New information about the photo was found in 2023. Then the historian Jürgen Matthaus discovered one of the copies of the picture in the papers of the Wehrmacht officer, the Austrian Walter Materna. These materials — several boxes and folders with documents — were found in a garbage container in Vienna by an unknown person, and in 2021 her friend, who also wished to remain anonymous, handed over the find to the Holocaust Memorial Museum.
In Materna’s diary, the photo was signed as “Death of Jews in the Berdychev Citadel” and dated July 28, 1941. The officer received a photo from one of the soldiers. As Matthaus points out, it was popular among the military who passed through Berdychiv – this can be judged from the large number of copies of the picture, the original negative of which has not yet been found.
In addition to Materna’s papers, the diary of Wehrmacht sergeant Heinz Bayer, dated July 1941, became the source of information about the picture. It has a photo of the same scene, but taken from a different angle. It is signed as follows: “Punishment of Jews in Berdychev by SS forces. Was it necessary? Madness”.
After the material was published in Der Welt, an anonymous reader wrote to the historian Jürgen Matthaus, saying that the soldier in the photo resembled his uncle, and added biographical information. Thanks to this, Matthaus and the analysis of documents about Einsatzgruppe C identified the probable executioner – SS Unterscharführer Jakobus Onnen. The reader later confirmed that his wife’s uncle was him.
Jacobus Onnen, born in 1906 in East Frisia, became a teacher of French and English, joined the SA in 1931, and the SS in 1932. In August 1939, he transferred to the “Dead Head” SS battalion in Dachau.
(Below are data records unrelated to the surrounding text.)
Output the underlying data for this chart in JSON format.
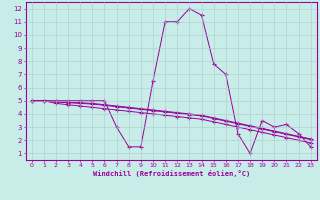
{
  "xlabel": "Windchill (Refroidissement éolien,°C)",
  "bg_color": "#c8ece8",
  "line_color": "#990099",
  "grid_color": "#aacccc",
  "xlim": [
    -0.5,
    23.5
  ],
  "ylim": [
    0.5,
    12.5
  ],
  "xticks": [
    0,
    1,
    2,
    3,
    4,
    5,
    6,
    7,
    8,
    9,
    10,
    11,
    12,
    13,
    14,
    15,
    16,
    17,
    18,
    19,
    20,
    21,
    22,
    23
  ],
  "yticks": [
    1,
    2,
    3,
    4,
    5,
    6,
    7,
    8,
    9,
    10,
    11,
    12
  ],
  "series": [
    [
      5,
      5,
      5,
      5,
      5,
      5,
      5,
      3,
      1.5,
      1.5,
      6.5,
      11,
      11,
      12,
      11.5,
      7.8,
      7,
      2.5,
      1,
      3.5,
      3,
      3.2,
      2.5,
      1.5
    ],
    [
      5,
      5,
      4.8,
      4.7,
      4.6,
      4.5,
      4.4,
      4.3,
      4.2,
      4.1,
      4.0,
      3.9,
      3.8,
      3.7,
      3.6,
      3.4,
      3.2,
      3.0,
      2.8,
      2.6,
      2.4,
      2.2,
      2.0,
      1.8
    ],
    [
      5,
      5,
      4.9,
      4.85,
      4.8,
      4.75,
      4.65,
      4.55,
      4.45,
      4.35,
      4.25,
      4.15,
      4.05,
      3.95,
      3.85,
      3.65,
      3.45,
      3.25,
      3.05,
      2.85,
      2.65,
      2.45,
      2.25,
      2.05
    ],
    [
      5,
      5,
      4.95,
      4.9,
      4.85,
      4.8,
      4.7,
      4.6,
      4.5,
      4.4,
      4.3,
      4.2,
      4.1,
      4.0,
      3.9,
      3.7,
      3.5,
      3.3,
      3.1,
      2.9,
      2.7,
      2.5,
      2.3,
      2.1
    ]
  ]
}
In early June 1941, he was sent to Einsatzgruppe C under the command of Otto Rasch. So Jacobus Onnen ended up on the Eastern Front. There Onnen was appointed chief of the German security police in occupied Zhytomyr, and in August 1943 he was killed by partisans. Much of the information about the subject in the picture has been lost because the family destroyed the wartime letters.
Artificial intelligence helped to confirm the killer’s identity – although the similarity between individuals is obvious, the neural network can also measure it numerically.
We will remind you that the KGB published a cynical instruction on how to lie when asked by relatives of repressed and shot citizens.